Because many of the top European physicists were Jewish or of Jewish heritage, Germany lost Einstein, Bohr, Szilard, Teller, Fermi, among many others. Heisenberg was the only really top-notch scientist left, and as others have mentioned, it’s not clear that he was working wholeheartedly to make a bomb. The only other scientists of note working for the Germans were Otto Hahn, Carl von Wiesacker, and Max von Laue.
The Germans devoted nowhere near the resources to their atomic program that the Americans did. Hitler considered physics “Jewish science” and had no real comprehension of the potential of the Bomb. He was far more interested in his Vengeance weapons (the V-1 and V-2 rocket bombs) and jet planes.

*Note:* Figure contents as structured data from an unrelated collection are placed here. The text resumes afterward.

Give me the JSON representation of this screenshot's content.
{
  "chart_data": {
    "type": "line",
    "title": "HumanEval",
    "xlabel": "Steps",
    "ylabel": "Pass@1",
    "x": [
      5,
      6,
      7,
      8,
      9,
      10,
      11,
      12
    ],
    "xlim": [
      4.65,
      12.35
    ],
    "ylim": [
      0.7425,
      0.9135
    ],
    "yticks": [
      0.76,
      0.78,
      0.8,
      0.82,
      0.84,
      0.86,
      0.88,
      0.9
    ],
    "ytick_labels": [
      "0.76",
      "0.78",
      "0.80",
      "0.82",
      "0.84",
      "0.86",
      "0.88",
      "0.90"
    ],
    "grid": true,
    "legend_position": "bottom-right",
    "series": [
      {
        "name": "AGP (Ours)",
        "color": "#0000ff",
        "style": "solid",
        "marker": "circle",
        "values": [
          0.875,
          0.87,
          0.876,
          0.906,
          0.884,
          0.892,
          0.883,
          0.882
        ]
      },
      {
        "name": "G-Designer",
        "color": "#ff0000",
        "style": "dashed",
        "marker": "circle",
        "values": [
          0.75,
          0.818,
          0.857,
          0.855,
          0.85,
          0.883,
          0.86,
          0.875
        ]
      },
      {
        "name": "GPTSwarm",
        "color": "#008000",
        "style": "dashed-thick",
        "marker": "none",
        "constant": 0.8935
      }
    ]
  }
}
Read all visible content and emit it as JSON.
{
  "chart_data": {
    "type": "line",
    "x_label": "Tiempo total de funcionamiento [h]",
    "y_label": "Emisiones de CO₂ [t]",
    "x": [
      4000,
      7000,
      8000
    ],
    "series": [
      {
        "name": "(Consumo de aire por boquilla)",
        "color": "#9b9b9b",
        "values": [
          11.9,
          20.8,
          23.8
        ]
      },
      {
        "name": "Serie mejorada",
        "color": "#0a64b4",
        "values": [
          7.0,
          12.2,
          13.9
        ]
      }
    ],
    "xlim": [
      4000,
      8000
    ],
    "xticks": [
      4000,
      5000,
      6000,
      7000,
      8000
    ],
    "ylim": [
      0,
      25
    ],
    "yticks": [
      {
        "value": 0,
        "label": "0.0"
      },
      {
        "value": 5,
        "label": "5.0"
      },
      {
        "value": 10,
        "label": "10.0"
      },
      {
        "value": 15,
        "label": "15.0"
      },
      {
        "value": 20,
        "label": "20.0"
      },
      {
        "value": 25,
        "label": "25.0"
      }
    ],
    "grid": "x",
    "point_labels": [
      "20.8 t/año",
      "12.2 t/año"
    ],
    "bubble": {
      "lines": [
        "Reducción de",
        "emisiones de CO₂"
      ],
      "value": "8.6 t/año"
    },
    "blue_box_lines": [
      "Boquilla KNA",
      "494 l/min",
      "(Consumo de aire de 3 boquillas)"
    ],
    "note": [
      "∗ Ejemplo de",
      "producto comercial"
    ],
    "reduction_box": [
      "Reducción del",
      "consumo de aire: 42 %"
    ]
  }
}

In any case, it is highly unlikely that Germany could have dedicated as much money as was spent on the Manhattan Project (about $2 billion, back when a billion dollars was worth something) without completely gutting the rest of its war effort. And even if they miraculously had spent that much, it’s unlikely they would have had the industrial capacity to make a working bomb. The build-up of Manhattan project has been compared to building the entire U.S. automobile industry in about two years.
That the Manhattan Project managed to build, before the end of the war, two atomic bombs, based on entirely different physical principles (Little Boy, the gun-type uranium bomb, and Fat Man, the implosion-type plutonium bomb) was due to an unbelievable assemblage of genius, hard work, risky decisions, and incredible good luck. Many American physicists didn’t believe it wouldn’t be possible to make a workable bomb in time to be used in the war, and there is no doubt the Germans felt the same way.
Heisenberg built an atomic pile in Haigerloch, near the Black Forest, for neutron multiplication studies. But it was much too small to sustain a chain reaction, something Fermi had accomplished in Chicago on Dec. 2, 1942.
There is a telling incident regarding how far behind the U.S. the Germans were. Heisenberg and the other German physicists were captured by the Allies in the spring of 1945 and held prisoner in a farmhouse in England. The place was bugged in an attempt to determine the answer to the question in the OP. When the Germans heard that the Americans had dropped and atomic bomb on Japan, Heisenberg flatly refused to believe that it was a uranium bomb or had anything to do with fission. He was certain they were lying, or that the device had been misreported.
For additional information, I recommend Richard Rhodes’ The Making of the Atomic Bomb, Gen. Leslie Groves’ Now It Can Be Told, Samuel Goudsmit’s Alsos, and Stephane Groueff’s The Manhattan Project. All but the first are out of print, but you could find them in a good library or at an online used bookseller.